Representantes das principais centrais sindicais do país entregaram ao governo federal, nesta sexta-feira (31), um conjunto de propostas para minimizar os impactos das tarifas impostas pelos Estados Unidos sobre produtos brasileiros. O documento reúne sugestões voltadas à proteção da indústria nacional, preservação dos empregos e fortalecimento da economia.
Segundo as entidades, as medidas adotadas pelos Estados Unidos aumentam as incertezas no comércio internacional e podem afetar diversos setores da produção brasileira, tornando necessárias ações para reduzir os impactos sobre trabalhadores e empresas.
Proteção ao emprego é prioridade
Entre as principais propostas está a exigência de que empresas beneficiadas por programas de apoio do governo mantenham os postos de trabalho durante o período de dificuldades.
As centrais também defendem a ampliação de investimentos públicos, o fortalecimento das linhas de financiamento do Banco Nacional de Desenvolvimento Econômico e Social (BNDES) e políticas de incentivo à produção nacional.

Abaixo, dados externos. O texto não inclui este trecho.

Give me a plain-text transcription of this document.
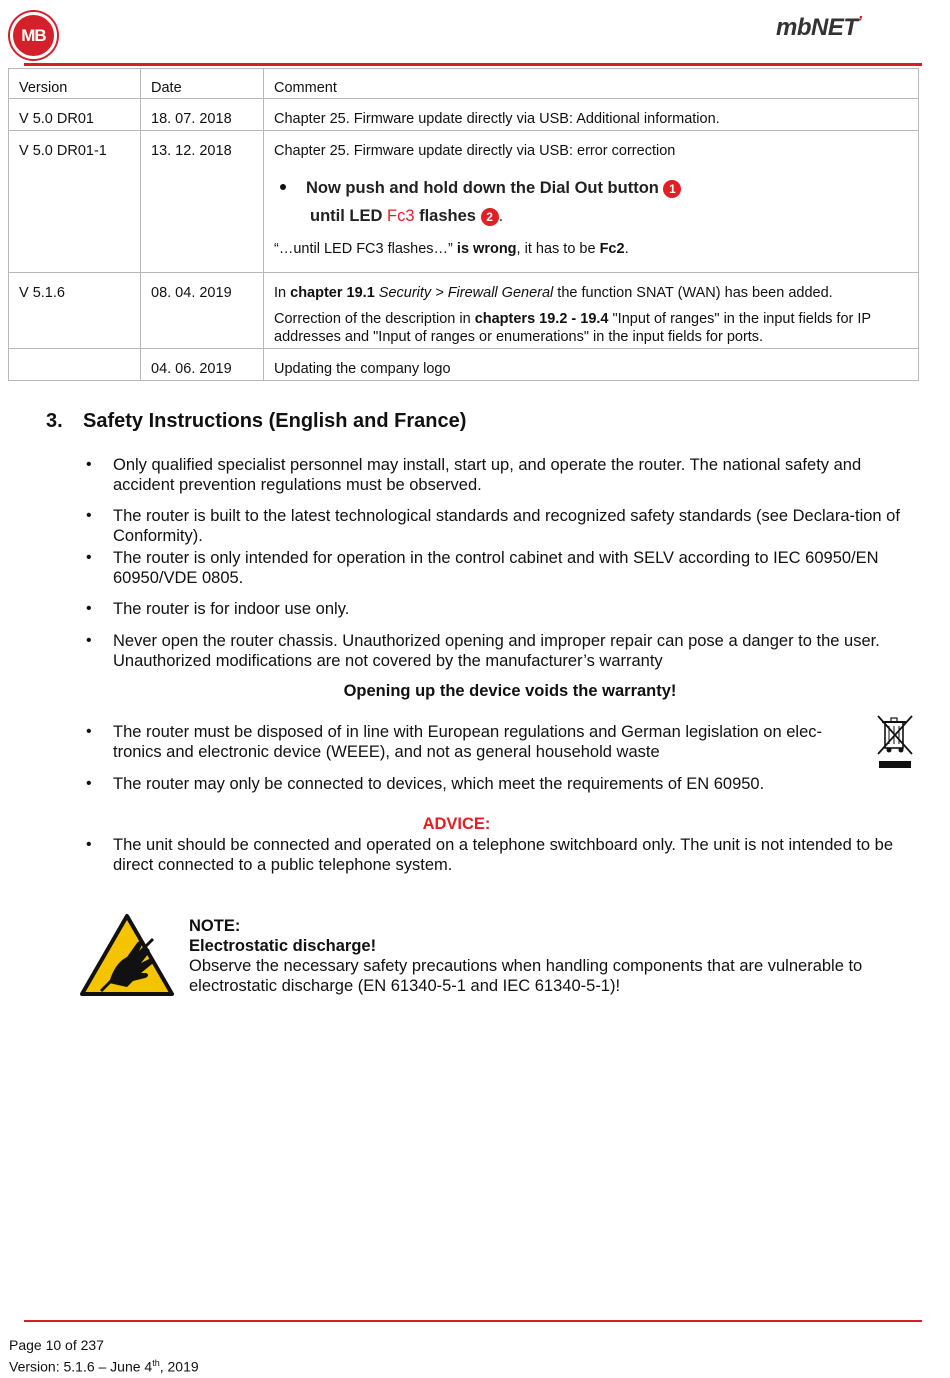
MB	mbNET’
Version	Date	Comment
V 5.0 DR01	18. 07. 2018	Chapter 25. Firmware update directly via USB: Additional information.
V 5.0 DR01-1	13. 12. 2018	Chapter 25. Firmware update directly via USB: error correction
Now push and hold down the Dial Out button 1
until LED Fc3 flashes 2 .
“…until LED FC3 flashes…” is wrong, it has to be Fc2.

V 5.1.6	08. 04. 2019	In chapter 19.1 Security > Firewall General the function SNAT (WAN) has been added.
Correction of the description in chapters 19.2 - 19.4 "Input of ranges" in the input fields for IP addresses and "Input of ranges or enumerations" in the input fields for ports.

	04. 06. 2019	Updating the company logo
3. Safety Instructions (English and France)
• Only qualified specialist personnel may install, start up, and operate the router. The national safety and accident prevention regulations must be observed.
• The router is built to the latest technological standards and recognized safety standards (see Declara-tion of Conformity).
• The router is only intended for operation in the control cabinet and with SELV according to IEC 60950/EN 60950/VDE 0805.
• The router is for indoor use only.
• Never open the router chassis. Unauthorized opening and improper repair can pose a danger to the user. Unauthorized modifications are not covered by the manufacturer’s warranty
Opening up the device voids the warranty!
• The router must be disposed of in line with European regulations and German legislation on elec-tronics and electronic device (WEEE), and not as general household waste
• The router may only be connected to devices, which meet the requirements of EN 60950.
ADVICE:
• The unit should be connected and operated on a telephone switchboard only. The unit is not intended to be direct connected to a public telephone system.
NOTE:
Electrostatic discharge!
Observe the necessary safety precautions when handling components that are vulnerable to electrostatic discharge (EN 61340-5-1 and IEC 61340-5-1)!
Page 10 of 237
Version: 5.1.6 – June 4th, 2019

Outro ponto destacado é a busca por novos mercados internacionais para os produtos brasileiros afetados pelas tarifas norte-americanas, reduzindo a dependência de um único destino para as exportações.
Investimentos e fortalecimento da indústria
O documento sugere ainda ampliar o uso de compras públicas para estimular a indústria brasileira e fortalecer políticas de conteúdo nacional.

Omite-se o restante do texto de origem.